Draco dipped his quill in the ink and paused for a long, delicious moment. The
words would fill his head when he needed them, but this hesitation before he
began the writing made him think he must know what it was like to be a young
dragon, walking towards a cliff for the first time, ready to spring and see if
his wings would carry him.
“What are
you calling it?” Harry whispered the word into his ear, intimate and thrilling
and mingling memories of last night with Draco’s sense of anticipation.
For answer,
Draco brought his quill out and wrote the title at the top of the page with a
glittering flourish.
Incandescence.
End.
*
yaoiObsessed:
Thank you!
Snivelly:
Thank you!
This
chapter is definitely the last one. I think it ties up most of the loose ends
nicely.
I think you
should probably read Bloody But
Unbowed first. (People have told me it worked the other way around, but…)

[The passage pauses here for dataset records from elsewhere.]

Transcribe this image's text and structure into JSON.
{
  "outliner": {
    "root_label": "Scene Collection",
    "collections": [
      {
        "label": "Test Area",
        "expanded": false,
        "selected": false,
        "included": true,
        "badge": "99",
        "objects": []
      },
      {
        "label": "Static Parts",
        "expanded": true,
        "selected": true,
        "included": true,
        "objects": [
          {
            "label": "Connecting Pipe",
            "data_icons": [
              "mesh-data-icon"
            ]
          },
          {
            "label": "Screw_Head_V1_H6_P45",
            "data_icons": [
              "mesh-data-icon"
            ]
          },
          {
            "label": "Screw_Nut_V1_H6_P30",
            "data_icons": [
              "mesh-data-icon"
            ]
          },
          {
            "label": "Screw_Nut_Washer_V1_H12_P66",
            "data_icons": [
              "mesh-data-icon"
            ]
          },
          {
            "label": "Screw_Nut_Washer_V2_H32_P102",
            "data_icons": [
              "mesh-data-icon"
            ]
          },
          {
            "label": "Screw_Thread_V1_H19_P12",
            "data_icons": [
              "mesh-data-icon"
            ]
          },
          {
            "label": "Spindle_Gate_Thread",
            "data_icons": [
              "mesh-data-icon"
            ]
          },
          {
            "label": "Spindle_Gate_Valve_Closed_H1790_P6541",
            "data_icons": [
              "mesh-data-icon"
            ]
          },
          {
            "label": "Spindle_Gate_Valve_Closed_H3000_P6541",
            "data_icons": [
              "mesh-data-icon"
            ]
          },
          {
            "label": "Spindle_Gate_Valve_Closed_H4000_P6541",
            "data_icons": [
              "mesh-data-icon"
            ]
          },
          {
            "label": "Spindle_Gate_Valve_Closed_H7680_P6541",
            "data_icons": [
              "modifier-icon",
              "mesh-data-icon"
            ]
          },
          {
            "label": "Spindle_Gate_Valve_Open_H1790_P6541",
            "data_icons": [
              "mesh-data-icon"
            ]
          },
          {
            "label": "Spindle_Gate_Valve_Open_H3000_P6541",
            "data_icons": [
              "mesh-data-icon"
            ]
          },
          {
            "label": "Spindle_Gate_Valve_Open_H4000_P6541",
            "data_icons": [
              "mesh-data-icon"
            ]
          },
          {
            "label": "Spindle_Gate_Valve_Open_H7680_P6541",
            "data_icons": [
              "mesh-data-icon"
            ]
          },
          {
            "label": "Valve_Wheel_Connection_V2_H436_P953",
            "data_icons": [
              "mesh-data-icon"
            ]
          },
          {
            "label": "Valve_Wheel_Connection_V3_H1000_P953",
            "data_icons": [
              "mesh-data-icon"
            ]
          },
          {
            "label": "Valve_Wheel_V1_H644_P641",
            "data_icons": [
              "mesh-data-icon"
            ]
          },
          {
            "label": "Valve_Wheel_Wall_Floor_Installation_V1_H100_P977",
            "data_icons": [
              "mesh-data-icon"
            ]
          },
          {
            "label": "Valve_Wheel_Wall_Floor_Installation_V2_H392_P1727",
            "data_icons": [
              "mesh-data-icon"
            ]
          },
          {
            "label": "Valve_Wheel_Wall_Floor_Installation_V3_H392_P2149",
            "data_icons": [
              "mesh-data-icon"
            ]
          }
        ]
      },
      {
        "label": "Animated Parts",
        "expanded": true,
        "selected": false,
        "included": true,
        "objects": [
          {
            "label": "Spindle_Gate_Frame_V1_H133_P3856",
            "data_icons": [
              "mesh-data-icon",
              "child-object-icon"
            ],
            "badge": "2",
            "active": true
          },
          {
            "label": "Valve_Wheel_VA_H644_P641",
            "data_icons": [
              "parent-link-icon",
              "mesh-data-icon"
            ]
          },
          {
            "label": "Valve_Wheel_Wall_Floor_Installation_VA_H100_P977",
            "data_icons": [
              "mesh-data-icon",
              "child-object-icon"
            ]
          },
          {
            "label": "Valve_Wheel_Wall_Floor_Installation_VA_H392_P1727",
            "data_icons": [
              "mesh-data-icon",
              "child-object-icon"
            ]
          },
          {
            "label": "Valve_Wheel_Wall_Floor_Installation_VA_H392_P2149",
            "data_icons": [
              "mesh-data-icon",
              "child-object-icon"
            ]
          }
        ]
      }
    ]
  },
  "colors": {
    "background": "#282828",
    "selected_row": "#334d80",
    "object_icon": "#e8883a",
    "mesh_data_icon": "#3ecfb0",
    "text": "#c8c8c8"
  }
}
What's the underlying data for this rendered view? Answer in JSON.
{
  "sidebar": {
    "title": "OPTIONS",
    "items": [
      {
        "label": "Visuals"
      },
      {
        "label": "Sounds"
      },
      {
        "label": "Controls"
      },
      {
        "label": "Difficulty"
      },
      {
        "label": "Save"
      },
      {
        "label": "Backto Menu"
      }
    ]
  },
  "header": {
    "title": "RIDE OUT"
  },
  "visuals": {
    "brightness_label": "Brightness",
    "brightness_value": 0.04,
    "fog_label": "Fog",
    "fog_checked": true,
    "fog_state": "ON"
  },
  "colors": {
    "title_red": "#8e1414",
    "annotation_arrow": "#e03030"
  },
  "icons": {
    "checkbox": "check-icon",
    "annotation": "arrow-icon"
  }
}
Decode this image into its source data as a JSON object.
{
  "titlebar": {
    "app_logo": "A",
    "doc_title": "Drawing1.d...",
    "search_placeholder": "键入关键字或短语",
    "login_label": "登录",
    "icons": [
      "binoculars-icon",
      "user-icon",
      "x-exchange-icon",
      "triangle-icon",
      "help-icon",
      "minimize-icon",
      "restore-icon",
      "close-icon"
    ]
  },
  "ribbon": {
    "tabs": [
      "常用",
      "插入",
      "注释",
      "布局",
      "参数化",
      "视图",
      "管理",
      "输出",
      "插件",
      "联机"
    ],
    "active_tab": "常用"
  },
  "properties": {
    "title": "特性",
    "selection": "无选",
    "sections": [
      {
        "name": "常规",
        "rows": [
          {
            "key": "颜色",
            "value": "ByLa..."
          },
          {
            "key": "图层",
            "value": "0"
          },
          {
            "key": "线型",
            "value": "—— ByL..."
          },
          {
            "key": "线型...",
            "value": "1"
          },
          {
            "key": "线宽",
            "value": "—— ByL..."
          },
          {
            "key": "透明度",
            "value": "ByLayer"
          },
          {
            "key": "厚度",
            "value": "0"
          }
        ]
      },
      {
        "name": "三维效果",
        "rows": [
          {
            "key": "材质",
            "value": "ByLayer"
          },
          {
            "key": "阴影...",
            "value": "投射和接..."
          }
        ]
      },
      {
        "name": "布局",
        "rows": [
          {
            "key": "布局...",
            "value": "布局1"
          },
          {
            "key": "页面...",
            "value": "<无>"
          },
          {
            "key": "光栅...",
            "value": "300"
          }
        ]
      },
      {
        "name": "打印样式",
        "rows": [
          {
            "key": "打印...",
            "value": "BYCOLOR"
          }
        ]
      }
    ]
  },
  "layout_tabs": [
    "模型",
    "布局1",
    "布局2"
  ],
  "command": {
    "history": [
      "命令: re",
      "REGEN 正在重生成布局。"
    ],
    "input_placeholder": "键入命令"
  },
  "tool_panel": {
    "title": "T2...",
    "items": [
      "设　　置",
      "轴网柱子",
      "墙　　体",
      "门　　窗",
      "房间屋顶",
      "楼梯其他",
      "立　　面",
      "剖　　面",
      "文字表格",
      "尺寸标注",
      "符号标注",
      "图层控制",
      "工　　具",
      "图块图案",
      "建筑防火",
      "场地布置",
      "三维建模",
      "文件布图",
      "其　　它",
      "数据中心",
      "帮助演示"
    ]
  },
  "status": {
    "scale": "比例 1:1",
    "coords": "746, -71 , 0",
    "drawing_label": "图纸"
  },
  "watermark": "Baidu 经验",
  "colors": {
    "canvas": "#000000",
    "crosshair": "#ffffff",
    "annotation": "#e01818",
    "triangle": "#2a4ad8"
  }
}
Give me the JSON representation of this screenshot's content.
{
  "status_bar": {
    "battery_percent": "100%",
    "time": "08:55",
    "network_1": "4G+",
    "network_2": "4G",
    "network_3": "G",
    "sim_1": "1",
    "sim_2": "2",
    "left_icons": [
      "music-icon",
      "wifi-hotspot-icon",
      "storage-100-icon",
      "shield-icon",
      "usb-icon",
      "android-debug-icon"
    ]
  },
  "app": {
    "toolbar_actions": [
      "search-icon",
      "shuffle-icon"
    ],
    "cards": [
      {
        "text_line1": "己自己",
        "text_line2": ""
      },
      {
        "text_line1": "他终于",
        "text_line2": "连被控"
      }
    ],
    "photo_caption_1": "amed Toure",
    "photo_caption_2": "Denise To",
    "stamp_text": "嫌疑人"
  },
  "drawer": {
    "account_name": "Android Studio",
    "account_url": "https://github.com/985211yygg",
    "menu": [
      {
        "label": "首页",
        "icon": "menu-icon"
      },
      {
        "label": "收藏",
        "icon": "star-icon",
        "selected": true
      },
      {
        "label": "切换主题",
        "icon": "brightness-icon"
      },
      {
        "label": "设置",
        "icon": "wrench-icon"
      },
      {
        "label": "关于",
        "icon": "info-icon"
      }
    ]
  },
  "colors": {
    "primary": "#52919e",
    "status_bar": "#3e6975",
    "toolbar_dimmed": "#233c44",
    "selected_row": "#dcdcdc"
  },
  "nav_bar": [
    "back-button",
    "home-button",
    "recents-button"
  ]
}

Bloody But Unbowed is the “main” story, from Harry’s POV alone. For Their
Unconquerable Souls was written mostly to show the backstory and what the
Malfoys were thinking of Harry’s actions, and so there are some important
scenes from Bloody But Unbowed that get skipped in that story.
butterpie: Harry
will do a lot better now that he has someone who understands him.
Unfortunately, showing that through Draco’s POV is pretty difficult, so I have
to imply it.
TemporaryCriminal:
Thank you! I did have a lot of fun with this story and this particular
characterization of Draco.
Thrnbrooke:
Hope you liked it.
jenny:
Thank you!
SP777:
Thanks so much! I know that Draco in the earliest parts of the story often
seemed like a jerk, so I am glad you like him. He was always meant to be
charming.
Some of his
writing habits are patterned after mine. Not, thank goodness, his
breaking-and-entering habits.
And we’ll
see. At the moment, what’s occupying me is the outline for a trilogy based on
an idea you gave me: about Harry and Draco training to be Auror partners.
FallenAngel1129:
Thank you! I hope you enjoyed the last chapter.